Secondly, the idea is simple, yet creative. Once you have the basic phone sold (with or without carrier support), the so-called jackets are consumer electronic gadgets that you can pick off the shelves of your favorite store. The product also helps CE manufacturers who risk being marginalized because they neither have the scale nor time to incorporate mobile phone capabilities in their devices. It is easy to conceptualize a modu transformer slot.

The idea is not without its drawbacks. The concept of changing jackets to suit your needs may be unattractive to a good portion of the consumers. While I like choice, my personal preference will be to go for my feature-set in a single device. For example, let us say that on a particular day I have the music player jacket. What if I have to make an unannounced trip that necessitates the GPS jacket that I don’t have handy? Perhaps, I am very utility-driven. But I am sure I am not alone here.

Not surprisingly, Modu’s PR machinery is focusing on the ‘coolness’ factor. The primary target audience is the young iPod-loving generation. In the emerging markets where cost is a factor, the pricing strategy can help this concept click.

That being said, there are two things to be kept in mind here. Firstly, the emerging markets will have a bifurcated user-base with the utilitarian user on one side and the younger gadget-loving crowd on the other. Secondly, in a country like India, the consumer is heavily brand and status-driven. It is important for Modu to ensure appropriate branding to compete with the Nokia handsets that dominate the market.
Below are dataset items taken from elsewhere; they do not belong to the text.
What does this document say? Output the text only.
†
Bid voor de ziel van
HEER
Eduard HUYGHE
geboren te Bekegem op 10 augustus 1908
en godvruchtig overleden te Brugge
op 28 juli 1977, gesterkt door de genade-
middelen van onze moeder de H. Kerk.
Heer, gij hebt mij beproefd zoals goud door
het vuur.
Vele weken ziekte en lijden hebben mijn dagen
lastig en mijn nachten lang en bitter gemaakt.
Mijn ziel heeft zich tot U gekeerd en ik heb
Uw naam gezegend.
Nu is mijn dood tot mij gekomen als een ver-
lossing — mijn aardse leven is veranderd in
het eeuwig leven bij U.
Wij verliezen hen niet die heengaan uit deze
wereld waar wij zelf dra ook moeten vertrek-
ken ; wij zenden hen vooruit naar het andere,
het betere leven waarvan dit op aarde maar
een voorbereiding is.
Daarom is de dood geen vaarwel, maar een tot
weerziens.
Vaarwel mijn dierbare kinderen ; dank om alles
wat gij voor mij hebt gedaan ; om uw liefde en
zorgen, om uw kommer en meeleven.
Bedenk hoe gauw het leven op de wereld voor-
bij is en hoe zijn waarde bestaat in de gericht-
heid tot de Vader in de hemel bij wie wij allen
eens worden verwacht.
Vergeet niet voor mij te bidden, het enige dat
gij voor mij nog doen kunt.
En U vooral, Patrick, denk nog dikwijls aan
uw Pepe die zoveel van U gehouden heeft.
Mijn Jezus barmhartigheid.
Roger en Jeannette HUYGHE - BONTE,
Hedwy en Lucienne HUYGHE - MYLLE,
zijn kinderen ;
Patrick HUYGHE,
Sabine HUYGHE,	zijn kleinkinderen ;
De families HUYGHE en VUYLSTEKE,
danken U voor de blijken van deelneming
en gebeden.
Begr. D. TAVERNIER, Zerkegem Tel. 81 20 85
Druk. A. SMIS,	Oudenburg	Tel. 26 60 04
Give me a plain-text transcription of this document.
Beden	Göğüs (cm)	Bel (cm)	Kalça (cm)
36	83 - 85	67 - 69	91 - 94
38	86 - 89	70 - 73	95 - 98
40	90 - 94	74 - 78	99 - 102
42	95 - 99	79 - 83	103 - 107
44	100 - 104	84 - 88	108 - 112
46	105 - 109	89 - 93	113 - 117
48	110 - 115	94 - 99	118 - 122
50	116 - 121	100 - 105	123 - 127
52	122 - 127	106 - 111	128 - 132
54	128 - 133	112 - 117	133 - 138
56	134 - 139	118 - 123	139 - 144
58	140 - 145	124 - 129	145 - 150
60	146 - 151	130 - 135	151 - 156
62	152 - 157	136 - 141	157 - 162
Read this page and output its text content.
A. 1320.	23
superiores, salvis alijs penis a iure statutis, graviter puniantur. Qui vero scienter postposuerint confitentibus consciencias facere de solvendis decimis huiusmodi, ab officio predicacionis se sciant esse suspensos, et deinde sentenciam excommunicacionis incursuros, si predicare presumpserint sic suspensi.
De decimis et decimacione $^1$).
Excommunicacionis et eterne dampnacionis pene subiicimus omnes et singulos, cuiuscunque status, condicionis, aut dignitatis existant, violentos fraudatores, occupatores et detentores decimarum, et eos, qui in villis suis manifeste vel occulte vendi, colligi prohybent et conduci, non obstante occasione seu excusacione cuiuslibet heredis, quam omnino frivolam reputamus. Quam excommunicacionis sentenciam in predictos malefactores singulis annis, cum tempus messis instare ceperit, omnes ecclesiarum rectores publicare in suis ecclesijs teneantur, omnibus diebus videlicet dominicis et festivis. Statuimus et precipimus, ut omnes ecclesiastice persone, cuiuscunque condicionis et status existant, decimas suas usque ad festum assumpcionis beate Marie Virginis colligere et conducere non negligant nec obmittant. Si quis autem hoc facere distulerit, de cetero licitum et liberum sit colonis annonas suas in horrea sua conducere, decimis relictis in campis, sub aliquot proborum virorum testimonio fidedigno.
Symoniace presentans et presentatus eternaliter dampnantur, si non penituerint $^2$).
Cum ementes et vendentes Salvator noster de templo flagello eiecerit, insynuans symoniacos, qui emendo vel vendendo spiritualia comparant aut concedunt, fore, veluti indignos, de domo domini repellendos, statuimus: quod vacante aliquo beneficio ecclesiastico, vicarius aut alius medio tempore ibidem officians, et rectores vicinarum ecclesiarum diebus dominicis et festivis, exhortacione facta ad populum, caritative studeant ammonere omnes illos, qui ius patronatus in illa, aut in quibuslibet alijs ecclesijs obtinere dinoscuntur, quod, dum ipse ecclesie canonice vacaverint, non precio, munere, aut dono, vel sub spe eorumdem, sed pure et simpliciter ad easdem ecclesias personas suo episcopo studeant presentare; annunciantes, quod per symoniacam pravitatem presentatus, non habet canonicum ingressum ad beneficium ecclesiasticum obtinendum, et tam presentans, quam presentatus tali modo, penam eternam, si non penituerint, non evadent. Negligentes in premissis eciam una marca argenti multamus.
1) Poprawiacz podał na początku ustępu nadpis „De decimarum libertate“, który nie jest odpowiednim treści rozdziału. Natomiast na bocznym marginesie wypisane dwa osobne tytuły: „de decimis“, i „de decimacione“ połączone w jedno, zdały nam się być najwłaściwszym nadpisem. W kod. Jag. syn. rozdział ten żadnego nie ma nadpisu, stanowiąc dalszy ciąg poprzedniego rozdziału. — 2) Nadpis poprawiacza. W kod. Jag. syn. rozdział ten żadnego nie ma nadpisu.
At the same time, the aggressive pricing strategy should not cast aspersions on Modu’s quality or value.

Also, convergence will be driven by the user experience. So, the question in my mind is whether the jackets will match the UI, applications and the ease-of-use that have been the differentiators for some of the most successful mobile CE products. The pricing also makes me wonder about Modu’s abilities on this front.

In summary, Modu is a very interesting concept that adds a dimension to convergence, ironically through a divergent set of jackets. So far, the Israeli startup has impressed me with its ideas and moves. It remains to be seen whether the company’s marketing department understands its competitors’ moves and the pulse of the markets it is targeting. It is important that the company executes on its product launch well by striking a balance between cost and performance, the very conundrum that drives the growth rate of the wireless market at all levels world-wide.